O jogo bebe muito da fonte da obra que foi uma divisora de águas para a indústria, o que não é surpresa, pois tiveram o mesmo diretor. Contudo, mais do que copiar a jogabilidade do clássico, The Evil Within leva para outras direções.
Sim, o jogo é de tiro em terceira pessoa, porém, assim como os primeiros da franquia Resident Evil, ele insiste que você seja cuidadosa com seus itens. Fora isso, ele também usa elementos de Stealth – a arte de andar agachado para não ser visto – na maneira de jogar, tanto que o primeiro capítulo e as expansões do jogo são baseados inteiramente nesse elemento.
Essa união de diversos estilos serve para demonstrar como o jogo consegue ser, ao mesmo tempo, tanto um representante das inúmeras formas do horror como também ser algo próprio.

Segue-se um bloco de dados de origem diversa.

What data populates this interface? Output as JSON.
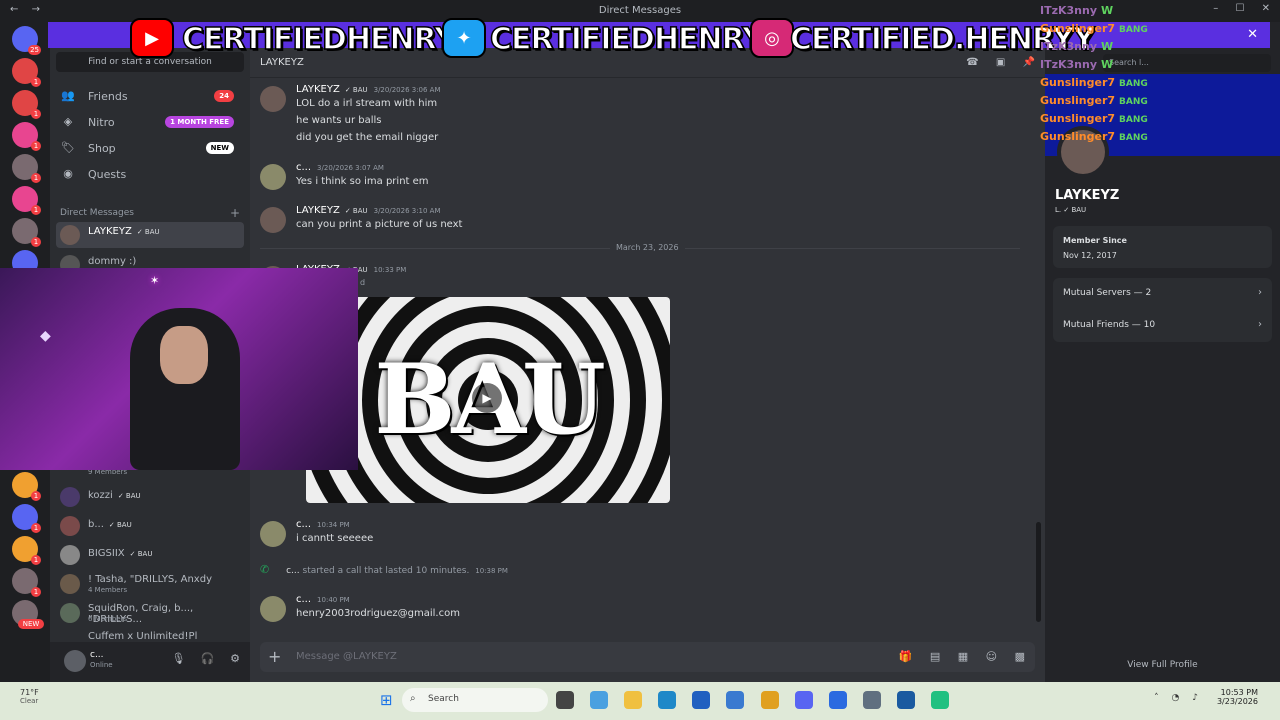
{
  "window": {
    "title": "Direct Messages",
    "nav_back": "←",
    "nav_fwd": "→",
    "min": "–",
    "max": "☐",
    "close": "✕"
  },
  "overlay": {
    "youtube_handle": "CERTIFIEDHENRY",
    "twitter_handle": "CERTIFIEDHENRY",
    "instagram_handle": "CERTIFIED.HENRYY",
    "close": "✕",
    "chat": [
      {
        "user": "ITzK3nny",
        "msg": "W"
      },
      {
        "user": "Gunslinger7",
        "msg": "BANG"
      },
      {
        "user": "ITzK3nny",
        "msg": "W"
      },
      {
        "user": "ITzK3nny",
        "msg": "W"
      },
      {
        "user": "Gunslinger7",
        "msg": "BANG"
      },
      {
        "user": "Gunslinger7",
        "msg": "BANG"
      },
      {
        "user": "Gunslinger7",
        "msg": "BANG"
      },
      {
        "user": "Gunslinger7",
        "msg": "BANG"
      }
    ]
  },
  "guilds": [
    {
      "badge": "25"
    },
    {
      "badge": "1"
    },
    {
      "badge": "1"
    },
    {
      "badge": "1"
    },
    {
      "badge": "1"
    },
    {
      "badge": "1"
    },
    {
      "badge": "1"
    },
    {
      "badge": "1"
    },
    {
      "badge": "1"
    },
    {
      "badge": "1"
    },
    {
      "badge": "1"
    },
    {
      "badge": "1"
    },
    {
      "badge": "NEW"
    }
  ],
  "sidebar": {
    "find": "Find or start a conversation",
    "friends": "Friends",
    "friends_badge": "24",
    "nitro": "Nitro",
    "nitro_badge": "1 MONTH FREE",
    "shop": "Shop",
    "shop_badge": "NEW",
    "quests": "Quests",
    "dm_header": "Direct Messages",
    "dm_add": "+",
    "dms": [
      {
        "name": "LAYKEYZ",
        "tag": "✓ BAU",
        "sub": ""
      },
      {
        "name": "dommy :)",
        "tag": "",
        "sub": ""
      },
      {
        "name": "",
        "tag": "",
        "sub": "9 Members"
      },
      {
        "name": "kozzi",
        "tag": "✓ BAU",
        "sub": ""
      },
      {
        "name": "b...",
        "tag": "✓ BAU",
        "sub": ""
      },
      {
        "name": "BIGSIIX",
        "tag": "✓ BAU",
        "sub": ""
      },
      {
        "name": "! Tasha, \"DRILLYS, Anxdy",
        "tag": "",
        "sub": "4 Members"
      },
      {
        "name": "SquidRon, Craig, b..., \"DRILLYS...",
        "tag": "",
        "sub": "6 Members"
      },
      {
        "name": "Cuffem x Unlimited!Pl",
        "tag": "",
        "sub": ""
      }
    ]
  },
  "user": {
    "name": "c...",
    "status": "Online"
  },
  "chat": {
    "header": "LAYKEYZ",
    "date_divider": "March 23, 2026",
    "messages": [
      {
        "author": "LAYKEYZ",
        "tag": "✓ BAU",
        "ts": "3/20/2026 3:06 AM",
        "lines": [
          "LOL do a irl stream with him",
          "he wants ur balls",
          "did you get the email nigger"
        ]
      },
      {
        "author": "c...",
        "tag": "",
        "ts": "3/20/2026 3:07 AM",
        "lines": [
          "Yes i think so ima print em"
        ]
      },
      {
        "author": "LAYKEYZ",
        "tag": "✓ BAU",
        "ts": "3/20/2026 3:10 AM",
        "lines": [
          "can you print a picture of us next"
        ]
      },
      {
        "author": "LAYKEYZ",
        "tag": "✓ BAU",
        "ts": "10:33 PM",
        "lines": [
          "d"
        ]
      },
      {
        "author": "c...",
        "tag": "",
        "ts": "10:34 PM",
        "lines": [
          "i canntt  seeeee"
        ]
      },
      {
        "author": "c...",
        "tag": "",
        "ts": "10:40 PM",
        "lines": [
          "henry2003rodriguez@gmail.com"
        ]
      }
    ],
    "embed_text": "BAU",
    "call": {
      "who": "c...",
      "text": "started a call that lasted 10 minutes.",
      "ts": "10:38 PM"
    },
    "composer_placeholder": "Message @LAYKEYZ"
  },
  "profile": {
    "search": "Search l...",
    "name": "LAYKEYZ",
    "tag": "L.   ✓ BAU",
    "member_since_label": "Member Since",
    "member_since": "Nov 12, 2017",
    "mutual_servers": "Mutual Servers — 2",
    "mutual_friends": "Mutual Friends — 10",
    "view_full": "View Full Profile"
  },
  "taskbar": {
    "temp": "71°F",
    "weather": "Clear",
    "search": "Search",
    "time": "10:53 PM",
    "date": "3/23/2026"
  },
  "colors": {
    "blurple": "#5865f2",
    "red": "#f23f43",
    "green": "#23a55a",
    "overlay_purple": "#5a2fe0"
  }
}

Assim sendo, jogar The Evil Within é ver como uma pessoa (Shinji Mikami) pega tudo que aprendeu e observou ao longo de sua carreira em uma única obra. Obviamente, nem sempre o resultado é perfeito. Contudo, a execução faz do jogo mais do que uma mera referência ou homenagem ao passado.

O gênero do horror ganha outro representante.
Surpreendentemente, há algo engraçado na forma que o jogo progride, incluindo suas expansões: é como ele lembra a franquia Resident Evil. Não, não um jogo específico da saga, mas a franquia como um todo.
Como falamos em outros textos sobre esses clássicos do terror (aqui e aqui), Resident Evil consegue significar muitas coisas para muitas pessoas. Tem jogos de terror mais lentos e metódicos, tem jogos voltados para a ação e tem também a mais recente revitalização da série.
The Evil Within consegue, em um único jogo, ter um pouco de tudo que a franquia da Capcom apresenta. Os elementos de horror, economia de recursos, ação explosiva e momentos furtivos se unem de uma maneira que teria tudo para dar errado, porém funcionam muito bem.
Jogos como Silent Hill, Fatal Frame e (grande parte de) Resident Evil possuem um ritmo crescente em suas jornadas. Eles começam calmos e contidos, para então chegar nas partes mais emocionantes. The Evil within é diferente.
O jogo é tudo, menos sutil. Seu horror é explosivo, gritante e grotesco. Os momentos de calma e tranquilidade são como uma pessoa pegando ar antes de voltar a gritar.
The Evil Within é estranho, barulhento e esquisito. E faz tudo isso com muita elegância.